Duolingo builds an agentic feature flag remover using Codex CLI and Temporal
Duolingo engineers needed agentic tooling to automate simple but repetitive tasks like feature flag removal, and lacked a clean, reliable pattern for building agents that operate directly on their codebase.
Two parallel implementations — one using langchain with an internal toolset called Baymax, and one using fast-agent with the Github MCP — were in development for 1–2 weeks before being abandoned when Codex CLI was released and worked immediately with a single prompt.
Development was described as quick, easy, and immediately successful — a prototype was running in approximately one day and a productionized version was ready within one week.
Frequently asked questions
What did this team achieve with this AI workflow?
Development was described as quick, easy, and immediately successful — a prototype was running in approximately one day and a productionized version was ready within one week.
What tools did this team use?
Temporal, Codex CLI, ECS, langchain, fast-agent, Baymax, Github MCP, Github.

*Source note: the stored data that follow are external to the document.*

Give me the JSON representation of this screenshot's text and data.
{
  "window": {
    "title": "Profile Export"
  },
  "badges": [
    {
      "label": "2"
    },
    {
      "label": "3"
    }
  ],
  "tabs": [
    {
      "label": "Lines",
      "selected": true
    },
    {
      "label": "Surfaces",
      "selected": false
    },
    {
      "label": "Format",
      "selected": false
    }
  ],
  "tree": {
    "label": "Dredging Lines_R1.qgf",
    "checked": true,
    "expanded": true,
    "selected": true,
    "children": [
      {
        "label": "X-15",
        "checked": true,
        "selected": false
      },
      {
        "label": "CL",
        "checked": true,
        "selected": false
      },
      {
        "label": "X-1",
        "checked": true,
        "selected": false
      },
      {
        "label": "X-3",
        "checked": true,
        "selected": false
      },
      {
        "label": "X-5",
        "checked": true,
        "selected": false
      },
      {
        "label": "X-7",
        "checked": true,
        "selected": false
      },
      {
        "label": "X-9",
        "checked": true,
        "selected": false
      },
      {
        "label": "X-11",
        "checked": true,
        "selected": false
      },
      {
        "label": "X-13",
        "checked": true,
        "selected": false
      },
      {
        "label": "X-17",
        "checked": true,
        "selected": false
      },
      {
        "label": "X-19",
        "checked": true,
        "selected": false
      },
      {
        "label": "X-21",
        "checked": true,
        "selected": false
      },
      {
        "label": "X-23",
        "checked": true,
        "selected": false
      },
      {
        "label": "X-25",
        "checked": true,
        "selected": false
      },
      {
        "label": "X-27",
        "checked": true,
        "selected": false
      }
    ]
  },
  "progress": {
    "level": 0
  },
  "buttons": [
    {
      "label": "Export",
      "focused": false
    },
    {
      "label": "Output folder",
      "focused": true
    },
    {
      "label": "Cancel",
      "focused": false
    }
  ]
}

What results were reported?
Prototype build time: ~1 day; Productionized version build time: ~1 week; Prior approach development time before abandonment: 1-2 weeks (source-reported, not independently verified).
What failed first in this deployment?
Two parallel implementations — one using langchain with an internal toolset called Baymax, and one using fast-agent with the Github MCP — were in development for 1–2 weeks before being abandoned when Codex CLI was rel…
How is this back office ops AI workflow structured?
User initiates via self-service UI → Fetch GitHub account name → Codex CLI performs flag removal → PR created and assigned.